As for the structured data, the application is pre-seeded with structured data and schema by default. To create a knowledge graph with custom data and schema, set the cypher_insert environment variable prior to application deployment.
export cypher_insert='
LOAD CSV WITH HEADERS FROM "https://docs.google.com/spreadsheets/d/e/2PACX-1vQCEUxVlMZwwI2sn2T1aulBrRzJYVpsM9no8AEsYOOklCDTljoUIBHItGnqmAez62wwLpbvKMr7YoHI/pub?gid=0&single=true&output=csv" AS rows
MERGE (d:disease {name:rows.Disease})
MERGE (dt:diet {name:rows.Diet})
MERGE (d)-[:HOME_REMEDY]->(dt)
MERGE (m:medication {name:rows.Medication})

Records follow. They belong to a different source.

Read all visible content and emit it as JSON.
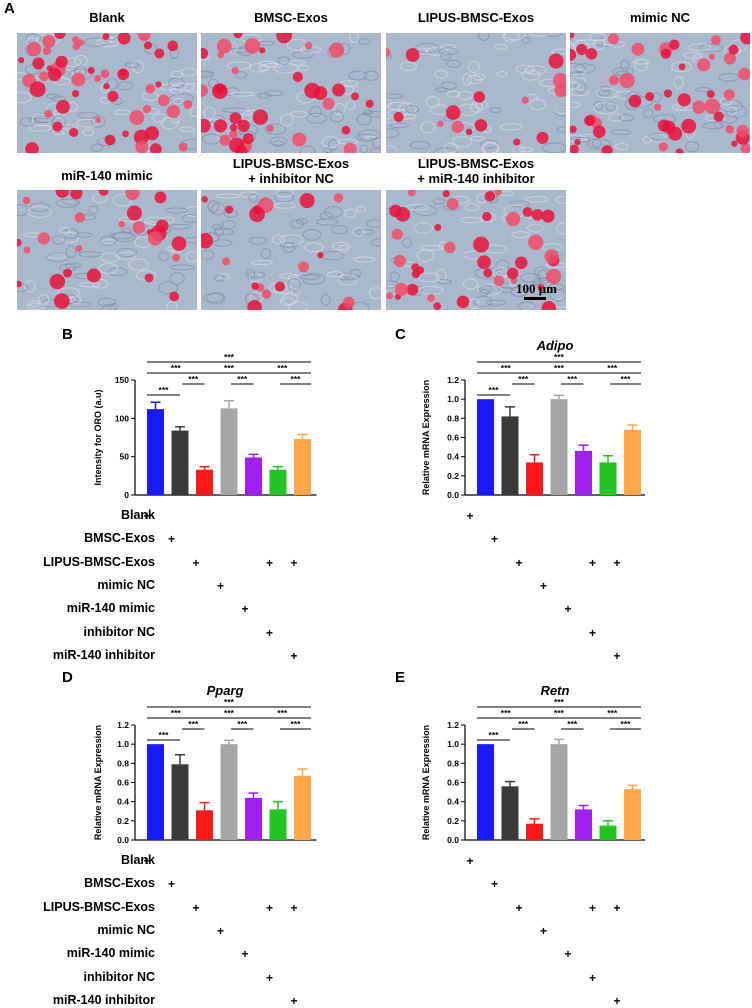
{
  "panel_letters": {
    "A": "A",
    "B": "B",
    "C": "C",
    "D": "D",
    "E": "E"
  },
  "micrographs": [
    {
      "title": "Blank"
    },
    {
      "title": "BMSC-Exos"
    },
    {
      "title": "LIPUS-BMSC-Exos"
    },
    {
      "title": "mimic NC"
    },
    {
      "title": "miR-140 mimic"
    },
    {
      "title": "LIPUS-BMSC-Exos\n+ inhibitor NC"
    },
    {
      "title": "LIPUS-BMSC-Exos\n+ miR-140 inhibitor"
    }
  ],
  "micrograph_density": [
    0.85,
    0.6,
    0.25,
    0.8,
    0.45,
    0.3,
    0.65
  ],
  "scale_bar": "100 μm",
  "treatment_rows": [
    "Blank",
    "BMSC-Exos",
    "LIPUS-BMSC-Exos",
    "mimic NC",
    "miR-140 mimic",
    "inhibitor NC",
    "miR-140 inhibitor"
  ],
  "treatment_matrix": [
    [
      1,
      0,
      0,
      0,
      0,
      0,
      0
    ],
    [
      0,
      1,
      0,
      0,
      0,
      0,
      0
    ],
    [
      0,
      0,
      1,
      0,
      0,
      1,
      1
    ],
    [
      0,
      0,
      0,
      1,
      0,
      0,
      0
    ],
    [
      0,
      0,
      0,
      0,
      1,
      0,
      0
    ],
    [
      0,
      0,
      0,
      0,
      0,
      1,
      0
    ],
    [
      0,
      0,
      0,
      0,
      0,
      0,
      1
    ]
  ],
  "plus_symbol": "+",
  "colors": [
    "#1a1aff",
    "#3a3a3a",
    "#ff1a1a",
    "#a6a6a6",
    "#a020f0",
    "#22c322",
    "#ffa54a"
  ],
  "sig_label": "***",
  "chart_data": [
    {
      "id": "B",
      "type": "bar",
      "title": "",
      "ylabel": "Intensity for ORO (a.u)",
      "ylim": [
        0,
        150
      ],
      "yticks": [
        0,
        50,
        100,
        150
      ],
      "categories": [
        "Blank",
        "BMSC-Exos",
        "LIPUS-BMSC-Exos",
        "mimic NC",
        "miR-140 mimic",
        "LIPUS-BMSC-Exos + inhibitor NC",
        "LIPUS-BMSC-Exos + miR-140 inhibitor"
      ],
      "values": [
        112,
        84,
        33,
        113,
        49,
        33,
        73
      ],
      "errors": [
        9,
        5,
        4,
        10,
        4,
        4,
        6
      ],
      "significance": [
        [
          0,
          1
        ],
        [
          1,
          2
        ],
        [
          0,
          2
        ],
        [
          2,
          4
        ],
        [
          3,
          4
        ],
        [
          4,
          6
        ],
        [
          5,
          6
        ],
        [
          0,
          6
        ]
      ]
    },
    {
      "id": "C",
      "type": "bar",
      "title": "Adipo",
      "ylabel": "Relative mRNA Expression",
      "ylim": [
        0,
        1.2
      ],
      "yticks": [
        0,
        0.2,
        0.4,
        0.6,
        0.8,
        1.0,
        1.2
      ],
      "categories": [
        "Blank",
        "BMSC-Exos",
        "LIPUS-BMSC-Exos",
        "mimic NC",
        "miR-140 mimic",
        "LIPUS-BMSC-Exos + inhibitor NC",
        "LIPUS-BMSC-Exos + miR-140 inhibitor"
      ],
      "values": [
        1.0,
        0.82,
        0.34,
        1.0,
        0.46,
        0.34,
        0.68
      ],
      "errors": [
        0,
        0.1,
        0.08,
        0.04,
        0.06,
        0.07,
        0.05
      ],
      "significance": [
        [
          0,
          1
        ],
        [
          1,
          2
        ],
        [
          0,
          2
        ],
        [
          2,
          4
        ],
        [
          3,
          4
        ],
        [
          4,
          6
        ],
        [
          5,
          6
        ],
        [
          0,
          6
        ]
      ]
    },
    {
      "id": "D",
      "type": "bar",
      "title": "Pparg",
      "ylabel": "Relative mRNA Expression",
      "ylim": [
        0,
        1.2
      ],
      "yticks": [
        0,
        0.2,
        0.4,
        0.6,
        0.8,
        1.0,
        1.2
      ],
      "categories": [
        "Blank",
        "BMSC-Exos",
        "LIPUS-BMSC-Exos",
        "mimic NC",
        "miR-140 mimic",
        "LIPUS-BMSC-Exos + inhibitor NC",
        "LIPUS-BMSC-Exos + miR-140 inhibitor"
      ],
      "values": [
        1.0,
        0.79,
        0.31,
        1.0,
        0.44,
        0.32,
        0.67
      ],
      "errors": [
        0,
        0.1,
        0.08,
        0.04,
        0.05,
        0.08,
        0.07
      ],
      "significance": [
        [
          0,
          1
        ],
        [
          1,
          2
        ],
        [
          0,
          2
        ],
        [
          2,
          4
        ],
        [
          3,
          4
        ],
        [
          4,
          6
        ],
        [
          5,
          6
        ],
        [
          0,
          6
        ]
      ]
    },
    {
      "id": "E",
      "type": "bar",
      "title": "Retn",
      "ylabel": "Relative mRNA Expression",
      "ylim": [
        0,
        1.2
      ],
      "yticks": [
        0,
        0.2,
        0.4,
        0.6,
        0.8,
        1.0,
        1.2
      ],
      "categories": [
        "Blank",
        "BMSC-Exos",
        "LIPUS-BMSC-Exos",
        "mimic NC",
        "miR-140 mimic",
        "LIPUS-BMSC-Exos + inhibitor NC",
        "LIPUS-BMSC-Exos + miR-140 inhibitor"
      ],
      "values": [
        1.0,
        0.56,
        0.17,
        1.0,
        0.32,
        0.15,
        0.53
      ],
      "errors": [
        0,
        0.05,
        0.05,
        0.05,
        0.04,
        0.05,
        0.04
      ],
      "significance": [
        [
          0,
          1
        ],
        [
          1,
          2
        ],
        [
          0,
          2
        ],
        [
          2,
          4
        ],
        [
          3,
          4
        ],
        [
          4,
          6
        ],
        [
          5,
          6
        ],
        [
          0,
          6
        ]
      ]
    }
  ]
}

MERGE (d)-[:TREATMENT]->(m)
MERGE (s:symptoms {name:rows.Symptom})
MERGE (d)-[:MANIFESTATION]->(s)
MERGE (p:precaution {name:rows.Precaution})
MERGE (d)-[:PREVENTION]->(p)
'
If the graph database is already populated, you can skip the knowledge graph generation by setting the refresh_db environment variable:
export refresh_db='False'
Now test the pipeline using the following command:
curl -s -X POST -d '{"messages": "what are the symptoms for Diabetes?"}' \
-H 'Content-Type: application/json' \
"${host_ip}:8888/v1/hybridrag"
To collect per request latency for the pipeline, run the following:
curl -o /dev/null -s -w "Total Time: %{time_total}s\n" \
-X POST \
-d '{"messages": "what are the symptoms for Diabetes?"}' \
-H 'Content-Type: application/json' \
"${host_ip}:8888/v1/hybridrag"
Note The value of host_ip was set using the set_env.sh script and can be found in the .env file.
Cleanup the Deployment¶
To stop the containers associated with the deployment, execute the following command:
docker compose -f compose.yaml down
All the HybridRAG containers will be stopped and then removed on completion of the “down” command.